I am having trouble getting a smooth finish when I apply polyurethane. I use a good quality brush but still get lots of specs when it dries.


----------



## rrj (Jan 16, 2012)

Need more info. What is your finishing environment like? Are you thinning the poly? Is the poly water borne or oil? What kind of brush are you using, natural or synthetic? Do the specs look like bubbles, dust, or craters? Pics may help.


----------



## harrysin (Jan 15, 2007)

I go along with Bob regarding thinning with 5% to 10% turps. Use a tac rag after sanding. Usually several coats of Poly are needed for a superb finish and allow a few days for the final coat to harden, then give a good rub-down with 0000 grade wire wool lubricated with wax polish. The result will be a deep glass smooth finish.


----------



## DaninVan (Jan 1, 2012)

Bob, have you tried using good quality foam brushes? They don't leave bubbles like a brush stroke does. 
Dust and air bubbles are a royal pain with urethane. 
There was an earlier discussion on this here about a month ago...
I'll try and find it.


----------



## DaninVan (Jan 1, 2012)

Okay Bob, found it!
http://www.routerforums.com/finishi...ow-get-smooth-glossy-polyurethane-finish.html


----------



## OPG3 (Jan 9, 2011)

A few years ago, my wife's office was having need for a very heavy-duty custom-made table for a quite heavy piece of publishing equipment. Very exact dimensions were critical for height, length, width and locations for electrical connections.

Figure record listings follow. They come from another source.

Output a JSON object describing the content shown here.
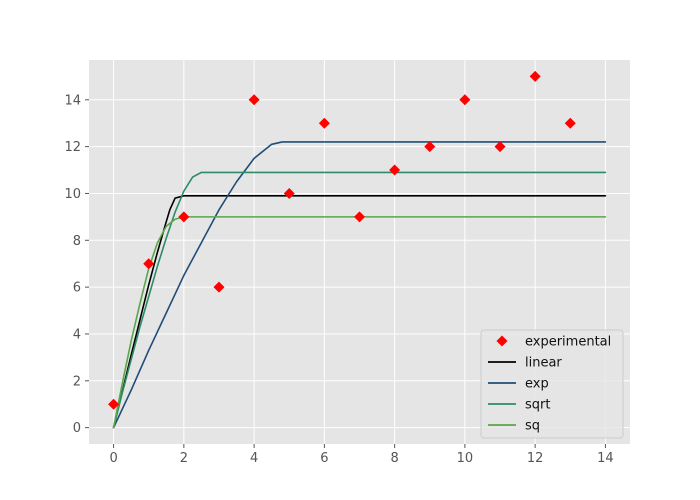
{
  "chart_data": {
    "type": "line",
    "title": "",
    "xlabel": "",
    "ylabel": "",
    "xlim": [
      -0.7,
      14.7
    ],
    "ylim": [
      -0.7,
      15.7
    ],
    "x_ticks": [
      0,
      2,
      4,
      6,
      8,
      10,
      12,
      14
    ],
    "y_ticks": [
      0,
      2,
      4,
      6,
      8,
      10,
      12,
      14
    ],
    "x_tick_labels": [
      "0",
      "2",
      "4",
      "6",
      "8",
      "10",
      "12",
      "14"
    ],
    "y_tick_labels": [
      "0",
      "2",
      "4",
      "6",
      "8",
      "10",
      "12",
      "14"
    ],
    "grid": true,
    "legend_position": "lower-right",
    "background_color": "#e5e5e5",
    "grid_color": "#ffffff",
    "scatter": {
      "name": "experimental",
      "color": "#ff0000",
      "marker": "diamond",
      "x": [
        0,
        1,
        2,
        3,
        4,
        5,
        6,
        7,
        8,
        9,
        10,
        11,
        12,
        13
      ],
      "y": [
        1,
        7,
        9,
        6,
        14,
        10,
        13,
        9,
        11,
        12,
        14,
        12,
        15,
        13
      ]
    },
    "series": [
      {
        "name": "linear",
        "color": "#000000",
        "x": [
          0,
          0.25,
          0.5,
          0.75,
          1,
          1.25,
          1.5,
          1.6,
          1.75,
          2,
          3,
          4,
          5,
          6,
          7,
          8,
          9,
          10,
          11,
          12,
          13,
          14
        ],
        "y": [
          0,
          1.55,
          3.1,
          4.6,
          6.1,
          7.5,
          8.8,
          9.3,
          9.8,
          9.9,
          9.9,
          9.9,
          9.9,
          9.9,
          9.9,
          9.9,
          9.9,
          9.9,
          9.9,
          9.9,
          9.9,
          9.9
        ]
      },
      {
        "name": "exp",
        "color": "#1f4e79",
        "x": [
          0,
          0.5,
          1,
          1.5,
          2,
          2.5,
          3,
          3.5,
          4,
          4.5,
          4.8,
          5,
          6,
          7,
          8,
          9,
          10,
          11,
          12,
          13,
          14
        ],
        "y": [
          0,
          1.6,
          3.3,
          4.9,
          6.5,
          7.9,
          9.3,
          10.5,
          11.5,
          12.1,
          12.2,
          12.2,
          12.2,
          12.2,
          12.2,
          12.2,
          12.2,
          12.2,
          12.2,
          12.2,
          12.2
        ]
      },
      {
        "name": "sqrt",
        "color": "#2e8b67",
        "x": [
          0,
          0.25,
          0.5,
          0.75,
          1,
          1.25,
          1.5,
          1.75,
          2,
          2.25,
          2.5,
          3,
          4,
          5,
          6,
          7,
          8,
          9,
          10,
          11,
          12,
          13,
          14
        ],
        "y": [
          0,
          1.5,
          2.9,
          4.3,
          5.6,
          6.9,
          8.1,
          9.2,
          10.1,
          10.7,
          10.9,
          10.9,
          10.9,
          10.9,
          10.9,
          10.9,
          10.9,
          10.9,
          10.9,
          10.9,
          10.9,
          10.9,
          10.9
        ]
      },
      {
        "name": "sq",
        "color": "#5aa64b",
        "x": [
          0,
          0.25,
          0.5,
          0.75,
          1,
          1.25,
          1.5,
          1.75,
          2,
          3,
          4,
          5,
          6,
          7,
          8,
          9,
          10,
          11,
          12,
          13,
          14
        ],
        "y": [
          0,
          1.9,
          3.7,
          5.3,
          6.8,
          7.9,
          8.6,
          8.9,
          9.0,
          9.0,
          9.0,
          9.0,
          9.0,
          9.0,
          9.0,
          9.0,
          9.0,
          9.0,
          9.0,
          9.0,
          9.0
        ]
      }
    ]
  }
}
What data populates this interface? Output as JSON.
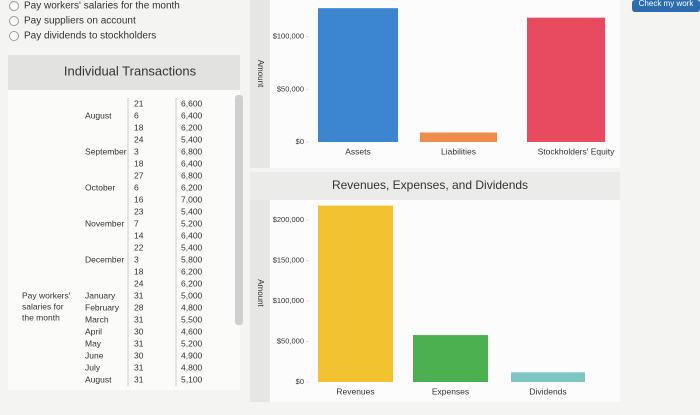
{
  "options": [
    "Pay workers' salaries for the month",
    "Pay suppliers on account",
    "Pay dividends to stockholders"
  ],
  "button": "Check my work",
  "transactions": {
    "title": "Individual Transactions",
    "side_label": [
      "Pay workers'",
      "salaries for",
      "the month"
    ],
    "rows": [
      {
        "day": "21",
        "amount": "6,600"
      },
      {
        "month": "August",
        "day": "6",
        "amount": "6,400"
      },
      {
        "day": "18",
        "amount": "6,200"
      },
      {
        "day": "24",
        "amount": "5,400"
      },
      {
        "month": "September",
        "day": "3",
        "amount": "6,800"
      },
      {
        "day": "18",
        "amount": "6,400"
      },
      {
        "day": "27",
        "amount": "6,800"
      },
      {
        "month": "October",
        "day": "6",
        "amount": "6,200"
      },
      {
        "day": "16",
        "amount": "7,000"
      },
      {
        "day": "23",
        "amount": "5,400"
      },
      {
        "month": "November",
        "day": "7",
        "amount": "5,200"
      },
      {
        "day": "14",
        "amount": "6,400"
      },
      {
        "day": "22",
        "amount": "5,400"
      },
      {
        "month": "December",
        "day": "3",
        "amount": "5,800"
      },
      {
        "day": "18",
        "amount": "6,200"
      },
      {
        "day": "24",
        "amount": "6,200"
      },
      {
        "month": "January",
        "day": "31",
        "amount": "5,000"
      },
      {
        "month": "February",
        "day": "28",
        "amount": "4,800"
      },
      {
        "month": "March",
        "day": "31",
        "amount": "5,500"
      },
      {
        "month": "April",
        "day": "30",
        "amount": "4,600"
      },
      {
        "month": "May",
        "day": "31",
        "amount": "5,200"
      },
      {
        "month": "June",
        "day": "30",
        "amount": "4,900"
      },
      {
        "month": "July",
        "day": "31",
        "amount": "4,800"
      },
      {
        "month": "August",
        "day": "31",
        "amount": "5,100"
      }
    ]
  },
  "chart_data": [
    {
      "type": "bar",
      "y_label": "Amount",
      "categories": [
        "Assets",
        "Liabilities",
        "Stockholders' Equity"
      ],
      "values": [
        127000,
        9000,
        118000
      ],
      "colors": [
        "#3b86cf",
        "#ef8b4b",
        "#e84a5f"
      ],
      "ylim": [
        0,
        130000
      ],
      "yticks": [
        {
          "value": 0,
          "label": "$0"
        },
        {
          "value": 50000,
          "label": "$50,000"
        },
        {
          "value": 100000,
          "label": "$100,000"
        }
      ]
    },
    {
      "type": "bar",
      "title": "Revenues, Expenses, and Dividends",
      "y_label": "Amount",
      "categories": [
        "Revenues",
        "Expenses",
        "Dividends"
      ],
      "values": [
        218000,
        58000,
        12000
      ],
      "colors": [
        "#f2c230",
        "#4caf50",
        "#7cc6c4"
      ],
      "ylim": [
        0,
        220000
      ],
      "yticks": [
        {
          "value": 0,
          "label": "$0"
        },
        {
          "value": 50000,
          "label": "$50,000"
        },
        {
          "value": 100000,
          "label": "$100,000"
        },
        {
          "value": 150000,
          "label": "$150,000"
        },
        {
          "value": 200000,
          "label": "$200,000"
        }
      ]
    }
  ]
}
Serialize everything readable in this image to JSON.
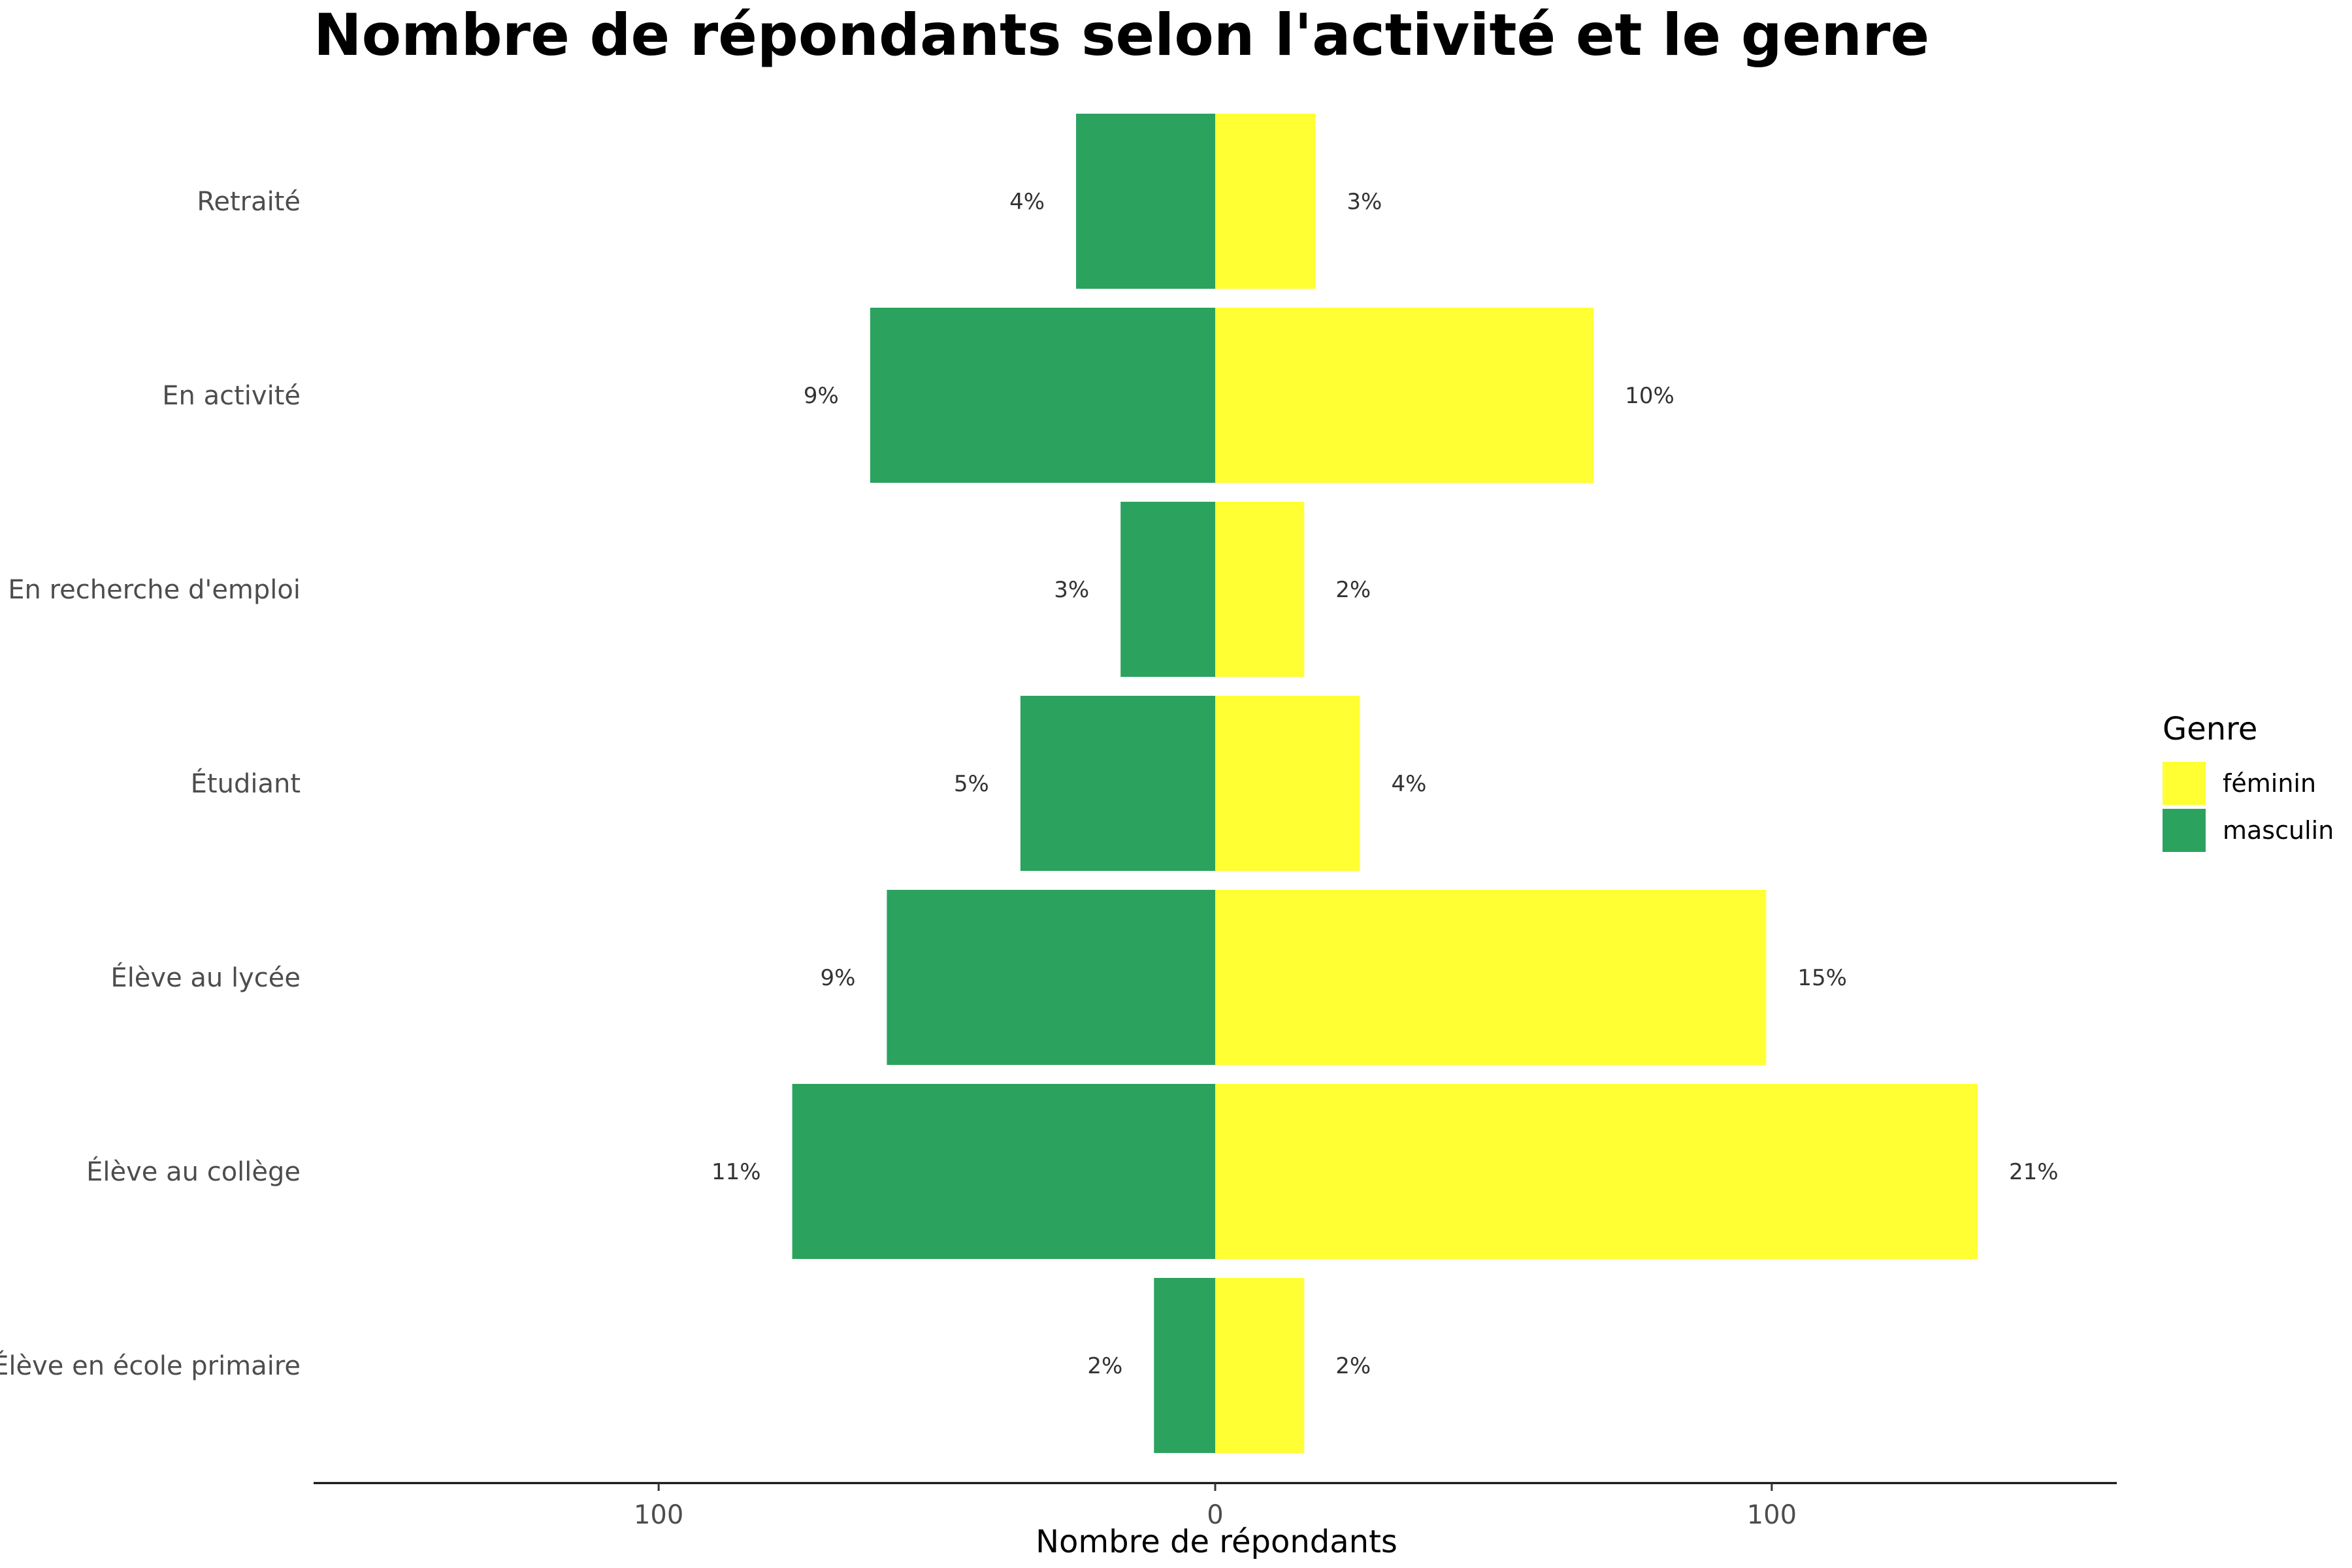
{
  "chart_data": {
    "type": "bar",
    "orientation": "horizontal-diverging",
    "title": "Nombre de répondants selon l'activité et le genre",
    "xlabel": "Nombre de répondants",
    "ylabel": "",
    "xlim": [
      -162,
      162
    ],
    "x_ticks": [
      -100,
      0,
      100
    ],
    "x_tick_labels": [
      "100",
      "0",
      "100"
    ],
    "grid": false,
    "categories": [
      "Retraité",
      "En activité",
      "En recherche d'emploi",
      "Étudiant",
      "Élève au lycée",
      "Élève au collège",
      "Élève en école primaire"
    ],
    "series": [
      {
        "name": "féminin",
        "color": "#FFFF33",
        "side": "right",
        "values": [
          18,
          68,
          16,
          26,
          99,
          137,
          16
        ],
        "labels": [
          "3%",
          "10%",
          "2%",
          "4%",
          "15%",
          "21%",
          "2%"
        ]
      },
      {
        "name": "masculin",
        "color": "#2CA25F",
        "side": "left",
        "values": [
          25,
          62,
          17,
          35,
          59,
          76,
          11
        ],
        "labels": [
          "4%",
          "9%",
          "3%",
          "5%",
          "9%",
          "11%",
          "2%"
        ]
      }
    ],
    "legend": {
      "title": "Genre",
      "position": "right",
      "entries": [
        "féminin",
        "masculin"
      ]
    }
  }
}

No problem on the exact dimensions and the heavy-duty part, but finishing stuff is something I am very weak on (my work is typically building prototypes - no beauty required). She decided on a stain color and a Minwax Polyurethane. I had several weeks to complete the project, but I was finding a bubble-free finish on the polyurethane to be unattainable. When I mentioned this problem to her - she said, "That's very easy - immediately after laying-on the polyurethane go-over it with a small torch equipped with a flame spreader - the bubbles will dissipate immediately". She warned me on the volatility and insisted I keep the flame moving. Sure enough, it worked great for every coat! I wish I had asked her earlier - it would have saved me about 5 or 6 coats of wasted polyurethane, but it taught me a valuable lesson.
WARNING, IF YOU DO THIS - DO IT VERY CAREFULLY WITH ADEQUATE VENTILATION.


----------



## jw2170 (Jan 24, 2008)

Welcome to the router forum.

Thank you for joining us, Bob.


----------



## wrench100 (Feb 12, 2012)

My environ is my workroom bench, temperature is good. Did not thin the oil based poly; I will try this next. Specs look like bubbles. And I don't know about my brush.

Thanks for the information. I'll check into the different issues.


----------



## wrench100 (Feb 12, 2012)

Thanks, I will thin my poly like you suggested.


----------



## wrench100 (Feb 12, 2012)

Got it, thanks.


----------



## wrench100 (Feb 12, 2012)

Test.....


----------



## wrench100 (Feb 12, 2012)

I think I will try thinning the poly first before I try the torch approach. Thamks.


----------